ECLI:NL:RBZWB:2014:5313
Rechtbank Zeeland-West-Brabant
- Raadkamer
- B.J. Duinhof
- J.B. Smits
- J.J.A. Groen
- Rechtspraak.nl
Bezwaar tegen beslissing rechter-commissaris na verwijzing door meervoudige kamer niet-ontvankelijk verklaard
In deze zaak heeft de Rechtbank Zeeland-West-Brabant op 28 juli 2014 uitspraak gedaan in het kader van een bezwaarschrift tegen een beslissing van de rechter-commissaris. De verdachte, zonder vaste woon- of verblijfplaats, had bezwaar aangetekend tegen de beslissing van de rechter-commissaris die weigerde een projectplan aan de verdediging te verstrekken. Dit projectplan was door de officier van justitie aan het dossier toegevoegd, maar met weggestreepte passages. De verdediging stelde dat de rechter-commissaris het projectplan had moeten verstrekken, aangezien deze het had bevolen toe te voegen aan het dossier. De officier van justitie voerde aan dat de rechter-commissaris niet bevoegd was om zelfstandig stukken aan het dossier toe te voegen en dat het verzoek van de verdediging niet tot een onderzoekshandeling strekte.

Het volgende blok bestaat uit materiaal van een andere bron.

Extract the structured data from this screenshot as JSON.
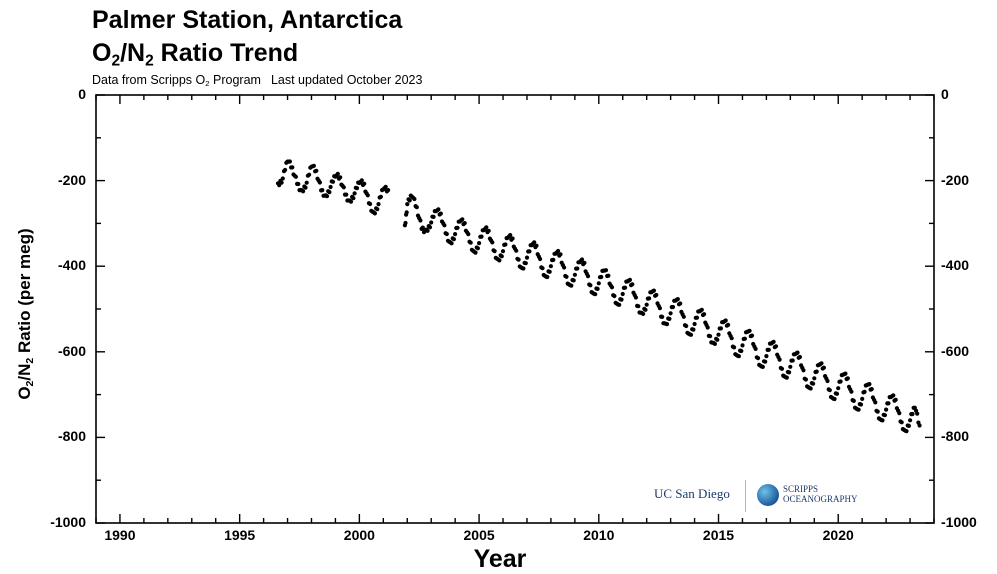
{
  "header": {
    "title_line1": "Palmer Station, Antarctica",
    "title_line2_a": "O",
    "title_line2_sub1": "2",
    "title_line2_b": "/N",
    "title_line2_sub2": "2",
    "title_line2_c": " Ratio Trend",
    "subtitle_a": "Data from Scripps O",
    "subtitle_sub": "2",
    "subtitle_b": " Program",
    "subtitle_c": "Last updated October 2023"
  },
  "logos": {
    "ucsd": "UC San Diego",
    "scripps_line1": "SCRIPPS",
    "scripps_line2": "OCEANOGRAPHY"
  },
  "chart_data": {
    "type": "scatter",
    "xlabel": "Year",
    "ylabel_a": "O",
    "ylabel_sub1": "2",
    "ylabel_b": "/N",
    "ylabel_sub2": "2",
    "ylabel_c": " Ratio (per meg)",
    "xlim": [
      1989,
      2024
    ],
    "ylim": [
      -1000,
      0
    ],
    "x_ticks": [
      1990,
      1995,
      2000,
      2005,
      2010,
      2015,
      2020
    ],
    "y_ticks": [
      0,
      -200,
      -400,
      -600,
      -800,
      -1000
    ],
    "grid": false,
    "marker_color": "#000000",
    "segments": [
      {
        "x": [
          1996.6,
          1996.8,
          1997.0,
          1997.2,
          1997.4,
          1997.6,
          1997.8,
          1998.0,
          1998.2,
          1998.4,
          1998.6,
          1998.8,
          1999.0,
          1999.2,
          1999.4,
          1999.6,
          1999.8,
          2000.0,
          2000.2,
          2000.4,
          2000.6,
          2000.8,
          2001.0,
          2001.2
        ],
        "y": [
          -212,
          -195,
          -150,
          -172,
          -205,
          -228,
          -205,
          -162,
          -180,
          -220,
          -240,
          -215,
          -185,
          -195,
          -230,
          -252,
          -230,
          -200,
          -210,
          -250,
          -280,
          -255,
          -215,
          -225
        ]
      },
      {
        "x": [
          2001.9,
          2002.0,
          2002.2,
          2002.4,
          2002.6,
          2002.8,
          2003.0,
          2003.2,
          2003.4,
          2003.6,
          2003.8,
          2004.0,
          2004.2,
          2004.4,
          2004.6,
          2004.8,
          2005.0,
          2005.2,
          2005.4,
          2005.6,
          2005.8,
          2006.0,
          2006.2,
          2006.4,
          2006.6,
          2006.8,
          2007.0,
          2007.2,
          2007.4,
          2007.6,
          2007.8,
          2008.0,
          2008.2,
          2008.4,
          2008.6,
          2008.8,
          2009.0,
          2009.2,
          2009.4,
          2009.6,
          2009.8,
          2010.0,
          2010.2,
          2010.4,
          2010.6,
          2010.8,
          2011.0,
          2011.2,
          2011.4,
          2011.6,
          2011.8,
          2012.0,
          2012.2,
          2012.4,
          2012.6,
          2012.8,
          2013.0,
          2013.2,
          2013.4,
          2013.6,
          2013.8,
          2014.0,
          2014.2,
          2014.4,
          2014.6,
          2014.8,
          2015.0,
          2015.2,
          2015.4,
          2015.6,
          2015.8,
          2016.0,
          2016.2,
          2016.4,
          2016.6,
          2016.8,
          2017.0,
          2017.2,
          2017.4,
          2017.6,
          2017.8,
          2018.0,
          2018.2,
          2018.4,
          2018.6,
          2018.8,
          2019.0,
          2019.2,
          2019.4,
          2019.6,
          2019.8,
          2020.0,
          2020.2,
          2020.4,
          2020.6,
          2020.8,
          2021.0,
          2021.2,
          2021.4,
          2021.6,
          2021.8,
          2022.0,
          2022.2,
          2022.4,
          2022.6,
          2022.8,
          2023.0,
          2023.2,
          2023.4
        ],
        "y": [
          -310,
          -255,
          -232,
          -265,
          -310,
          -320,
          -298,
          -266,
          -280,
          -320,
          -350,
          -325,
          -290,
          -302,
          -340,
          -372,
          -346,
          -310,
          -320,
          -360,
          -390,
          -365,
          -328,
          -338,
          -380,
          -410,
          -380,
          -345,
          -355,
          -400,
          -430,
          -400,
          -365,
          -375,
          -420,
          -450,
          -420,
          -385,
          -395,
          -440,
          -470,
          -440,
          -405,
          -425,
          -465,
          -495,
          -465,
          -430,
          -445,
          -490,
          -515,
          -490,
          -455,
          -470,
          -515,
          -540,
          -510,
          -475,
          -490,
          -535,
          -565,
          -535,
          -500,
          -515,
          -560,
          -585,
          -560,
          -525,
          -540,
          -585,
          -615,
          -585,
          -548,
          -565,
          -610,
          -640,
          -610,
          -575,
          -590,
          -635,
          -665,
          -635,
          -600,
          -615,
          -660,
          -690,
          -662,
          -625,
          -640,
          -685,
          -715,
          -685,
          -648,
          -665,
          -710,
          -740,
          -710,
          -672,
          -690,
          -735,
          -765,
          -735,
          -700,
          -715,
          -760,
          -790,
          -760,
          -725,
          -775
        ]
      }
    ]
  }
}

De rechtbank overwoog dat het onderzoek ter terechtzitting op 6 december 2012 was aangevangen en dat de verwijzing naar de rechter-commissaris was gedaan om onderzoekswensen uit te voeren. Aangezien het onderzoek ter terechtzitting was begonnen, was de verdachte niet-ontvankelijk in het bezwaarschrift, zoals eerder in de jurisprudentie was aangenomen. De rechtbank verwees naar een eerdere uitspraak van 25 juli 2013 waarin een soortgelijke situatie was behandeld.
De rechtbank verklaarde de verdachte daarom niet-ontvankelijk in het bezwaarschrift, waarmee de beslissing van de rechter-commissaris werd bekrachtigd. Deze uitspraak werd gedaan door een meervoudige kamer bestaande uit drie rechters, onder leiding van de voorzitter, en werd openbaar uitgesproken in aanwezigheid van de griffier.